Maybe she didn’t know, but I did. My dad was a writer and my mom had spent her days reading the journals of dead Civil War generals. I was about as far from being a Caster as you could get, unless aggravating Amma counted as a power. There was obviously some kind of loophole that had allowed Ridley to get inside. One of the wires in the Caster security system had blown a fuse.
Lena must have been thinking the same thing. “Relax. I’m sure there’s an explanation. So Macon and Amma know each other. Now we know.”
“You don’t seem very upset about this.”
“What do you mean?”
“They’ve been lying to us. Both of them. Meeting secretly, trying to keep us apart. Trying to get us to get rid of the locket.”
“We never asked them if they knew each other.” Why was she acting like this? Why wasn’t she upset, or angry, something?

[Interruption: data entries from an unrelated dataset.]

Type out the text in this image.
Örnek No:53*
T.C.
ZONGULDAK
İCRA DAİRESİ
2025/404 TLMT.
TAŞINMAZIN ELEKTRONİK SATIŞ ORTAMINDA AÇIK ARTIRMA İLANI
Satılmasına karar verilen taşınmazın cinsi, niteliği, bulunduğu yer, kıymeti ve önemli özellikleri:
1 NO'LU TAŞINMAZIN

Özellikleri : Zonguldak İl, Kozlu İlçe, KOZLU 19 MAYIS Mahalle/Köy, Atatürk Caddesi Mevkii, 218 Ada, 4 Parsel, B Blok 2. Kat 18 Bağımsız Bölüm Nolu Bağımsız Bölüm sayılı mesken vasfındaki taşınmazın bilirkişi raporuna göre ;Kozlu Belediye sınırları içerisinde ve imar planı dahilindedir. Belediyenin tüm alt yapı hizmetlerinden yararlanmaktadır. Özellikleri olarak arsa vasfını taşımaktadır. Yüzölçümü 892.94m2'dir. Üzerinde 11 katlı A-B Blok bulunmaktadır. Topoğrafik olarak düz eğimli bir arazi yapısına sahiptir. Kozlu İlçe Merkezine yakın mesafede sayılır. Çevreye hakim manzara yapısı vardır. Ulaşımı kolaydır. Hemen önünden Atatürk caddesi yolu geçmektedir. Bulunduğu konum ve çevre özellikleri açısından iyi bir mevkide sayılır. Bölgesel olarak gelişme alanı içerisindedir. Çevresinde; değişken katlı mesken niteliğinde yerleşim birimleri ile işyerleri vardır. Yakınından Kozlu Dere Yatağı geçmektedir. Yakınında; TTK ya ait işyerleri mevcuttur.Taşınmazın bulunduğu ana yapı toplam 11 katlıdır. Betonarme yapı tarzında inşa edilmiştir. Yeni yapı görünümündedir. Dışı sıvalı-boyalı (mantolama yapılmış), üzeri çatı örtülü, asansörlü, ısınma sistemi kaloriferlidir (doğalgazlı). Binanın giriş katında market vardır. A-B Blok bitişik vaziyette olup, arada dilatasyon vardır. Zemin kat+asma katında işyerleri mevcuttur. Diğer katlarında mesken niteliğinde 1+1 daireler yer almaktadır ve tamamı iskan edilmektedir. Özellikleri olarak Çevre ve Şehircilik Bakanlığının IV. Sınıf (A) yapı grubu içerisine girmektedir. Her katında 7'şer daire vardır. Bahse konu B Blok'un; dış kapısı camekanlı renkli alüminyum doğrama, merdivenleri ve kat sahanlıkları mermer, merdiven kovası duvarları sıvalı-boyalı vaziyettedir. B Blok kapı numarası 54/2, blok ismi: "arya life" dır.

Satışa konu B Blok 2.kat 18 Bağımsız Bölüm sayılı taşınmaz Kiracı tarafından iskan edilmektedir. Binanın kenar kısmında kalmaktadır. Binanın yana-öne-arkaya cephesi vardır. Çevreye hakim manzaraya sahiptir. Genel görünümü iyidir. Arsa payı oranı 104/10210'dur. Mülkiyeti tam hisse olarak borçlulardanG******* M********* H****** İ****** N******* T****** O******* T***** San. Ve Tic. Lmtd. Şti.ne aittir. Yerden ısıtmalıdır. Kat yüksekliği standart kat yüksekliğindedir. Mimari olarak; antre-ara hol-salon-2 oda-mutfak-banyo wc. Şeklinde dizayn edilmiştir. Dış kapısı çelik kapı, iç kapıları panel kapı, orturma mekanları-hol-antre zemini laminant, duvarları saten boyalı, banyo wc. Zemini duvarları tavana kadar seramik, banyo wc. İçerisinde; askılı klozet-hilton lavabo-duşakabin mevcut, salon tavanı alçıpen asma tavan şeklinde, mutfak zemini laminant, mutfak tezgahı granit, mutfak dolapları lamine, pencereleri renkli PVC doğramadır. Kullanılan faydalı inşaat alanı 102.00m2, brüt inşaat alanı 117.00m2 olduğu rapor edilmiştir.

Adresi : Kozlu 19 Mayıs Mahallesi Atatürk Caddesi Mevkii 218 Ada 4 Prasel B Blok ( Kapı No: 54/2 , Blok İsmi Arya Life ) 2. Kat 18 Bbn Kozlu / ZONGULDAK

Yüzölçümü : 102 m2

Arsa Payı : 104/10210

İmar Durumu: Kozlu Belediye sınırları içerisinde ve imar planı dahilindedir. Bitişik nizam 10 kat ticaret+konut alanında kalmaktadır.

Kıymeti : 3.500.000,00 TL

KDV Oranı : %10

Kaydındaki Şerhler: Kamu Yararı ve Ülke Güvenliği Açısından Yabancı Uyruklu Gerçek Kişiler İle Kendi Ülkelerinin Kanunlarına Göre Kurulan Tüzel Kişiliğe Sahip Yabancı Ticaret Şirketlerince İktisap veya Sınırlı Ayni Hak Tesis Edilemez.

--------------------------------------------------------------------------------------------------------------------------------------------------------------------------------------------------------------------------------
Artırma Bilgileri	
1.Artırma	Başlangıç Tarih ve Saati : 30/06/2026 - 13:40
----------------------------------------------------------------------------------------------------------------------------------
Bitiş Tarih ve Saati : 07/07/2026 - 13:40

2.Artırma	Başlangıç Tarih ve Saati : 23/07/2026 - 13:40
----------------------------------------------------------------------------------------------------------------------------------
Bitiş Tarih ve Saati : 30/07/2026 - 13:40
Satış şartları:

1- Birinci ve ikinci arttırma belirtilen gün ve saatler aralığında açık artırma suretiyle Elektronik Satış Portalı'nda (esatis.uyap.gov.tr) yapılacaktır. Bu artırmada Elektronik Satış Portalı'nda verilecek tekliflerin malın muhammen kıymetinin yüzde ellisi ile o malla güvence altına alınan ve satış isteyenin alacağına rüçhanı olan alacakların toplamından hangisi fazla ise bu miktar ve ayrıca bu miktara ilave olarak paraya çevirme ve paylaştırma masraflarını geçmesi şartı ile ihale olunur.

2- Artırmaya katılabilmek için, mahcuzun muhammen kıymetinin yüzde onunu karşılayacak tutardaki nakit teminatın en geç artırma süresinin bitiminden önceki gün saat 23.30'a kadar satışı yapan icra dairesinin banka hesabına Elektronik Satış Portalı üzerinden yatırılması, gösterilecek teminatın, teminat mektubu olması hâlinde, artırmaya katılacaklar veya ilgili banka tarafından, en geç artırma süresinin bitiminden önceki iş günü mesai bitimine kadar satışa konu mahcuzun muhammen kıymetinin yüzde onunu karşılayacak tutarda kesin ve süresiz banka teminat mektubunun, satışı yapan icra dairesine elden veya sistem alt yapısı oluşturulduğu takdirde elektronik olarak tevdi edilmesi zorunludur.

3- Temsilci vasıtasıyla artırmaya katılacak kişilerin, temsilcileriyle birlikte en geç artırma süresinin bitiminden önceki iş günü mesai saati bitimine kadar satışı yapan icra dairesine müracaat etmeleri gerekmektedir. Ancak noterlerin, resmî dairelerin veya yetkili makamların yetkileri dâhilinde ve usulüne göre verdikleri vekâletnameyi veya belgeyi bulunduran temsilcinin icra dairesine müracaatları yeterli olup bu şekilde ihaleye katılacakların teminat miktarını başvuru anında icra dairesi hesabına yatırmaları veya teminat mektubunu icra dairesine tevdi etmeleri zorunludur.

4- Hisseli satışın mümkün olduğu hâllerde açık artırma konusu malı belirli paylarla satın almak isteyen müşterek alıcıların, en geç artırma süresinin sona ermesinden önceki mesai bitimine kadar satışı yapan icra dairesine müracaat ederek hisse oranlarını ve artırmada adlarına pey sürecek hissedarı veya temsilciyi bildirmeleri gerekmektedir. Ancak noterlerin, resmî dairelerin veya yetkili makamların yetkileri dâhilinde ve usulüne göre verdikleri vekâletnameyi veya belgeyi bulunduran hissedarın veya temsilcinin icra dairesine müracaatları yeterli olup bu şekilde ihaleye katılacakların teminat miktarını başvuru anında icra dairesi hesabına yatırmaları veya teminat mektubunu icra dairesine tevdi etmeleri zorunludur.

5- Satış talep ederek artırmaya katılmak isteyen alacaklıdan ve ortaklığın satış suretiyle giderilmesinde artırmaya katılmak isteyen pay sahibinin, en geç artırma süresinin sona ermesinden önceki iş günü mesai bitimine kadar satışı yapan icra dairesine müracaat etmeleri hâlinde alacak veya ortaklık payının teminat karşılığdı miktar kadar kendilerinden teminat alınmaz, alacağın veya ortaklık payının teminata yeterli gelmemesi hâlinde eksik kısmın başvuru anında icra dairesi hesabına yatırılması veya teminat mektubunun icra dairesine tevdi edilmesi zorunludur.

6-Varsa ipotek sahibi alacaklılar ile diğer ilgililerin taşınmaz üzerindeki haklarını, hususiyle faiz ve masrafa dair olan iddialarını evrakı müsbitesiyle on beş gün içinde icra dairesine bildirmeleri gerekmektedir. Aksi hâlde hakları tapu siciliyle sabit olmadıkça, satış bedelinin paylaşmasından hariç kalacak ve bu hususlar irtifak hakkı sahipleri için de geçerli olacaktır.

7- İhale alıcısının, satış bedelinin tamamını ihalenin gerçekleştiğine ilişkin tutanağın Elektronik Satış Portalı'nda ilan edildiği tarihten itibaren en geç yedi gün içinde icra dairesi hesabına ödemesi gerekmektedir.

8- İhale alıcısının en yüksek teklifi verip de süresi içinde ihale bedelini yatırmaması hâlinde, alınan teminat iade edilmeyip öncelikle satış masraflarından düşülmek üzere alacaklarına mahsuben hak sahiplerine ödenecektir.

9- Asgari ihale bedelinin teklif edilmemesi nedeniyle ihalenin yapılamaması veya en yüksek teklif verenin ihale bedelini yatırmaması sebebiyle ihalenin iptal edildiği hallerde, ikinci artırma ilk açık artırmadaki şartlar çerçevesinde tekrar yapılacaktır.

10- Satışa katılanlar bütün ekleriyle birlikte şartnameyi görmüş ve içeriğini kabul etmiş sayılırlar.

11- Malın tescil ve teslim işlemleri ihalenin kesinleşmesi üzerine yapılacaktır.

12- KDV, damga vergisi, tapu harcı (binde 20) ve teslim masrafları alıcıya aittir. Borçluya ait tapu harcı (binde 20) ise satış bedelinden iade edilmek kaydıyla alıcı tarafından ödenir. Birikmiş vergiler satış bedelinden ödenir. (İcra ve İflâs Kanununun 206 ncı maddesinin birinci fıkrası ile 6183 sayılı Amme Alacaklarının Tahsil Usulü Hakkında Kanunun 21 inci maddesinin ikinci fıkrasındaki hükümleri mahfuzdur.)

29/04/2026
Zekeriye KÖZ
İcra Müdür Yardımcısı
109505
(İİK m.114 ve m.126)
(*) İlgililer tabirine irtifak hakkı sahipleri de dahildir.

“Why would we? Don’t you think it’s weird that your uncle is out in the swamp in the middle of the night with Amma, talking to spirits and reading chicken bones?”
“It’s weird, but I’m sure they’re just trying to protect us.”
“From what? The truth? They were talking about something else, too. They were trying to find someone, Sara something. And about how you can damn us all if you Turn.”
“What are you talking about?”
“I don’t know. Why don’t you ask your uncle? See if he’ll tell you the truth for once.”
I had gone too far. “My uncle is risking his life to protect me. He’s always been there for me. He took me in when he knew I might turn into a monster in a few months.”
“What is he really protecting you from? Do you even know?”
“Myself!” she snapped. That was it. She pushed the door open and climbed off my lap, out into the field. The shade of the massive white water tower shielded us from Summerville, but the day didn’t seem so sunny anymore. Where there had been a cloudless blue sky just a few minutes ago, there were streaks of gray.
The storm was moving in. She didn’t want to talk about it, but I didn’t care. “That doesn’t make any sense. Why is he meeting Amma in the middle of the night to tell her we still have the locket? Why don’t they want us to have it? And more important, why don’t they want us to be together?”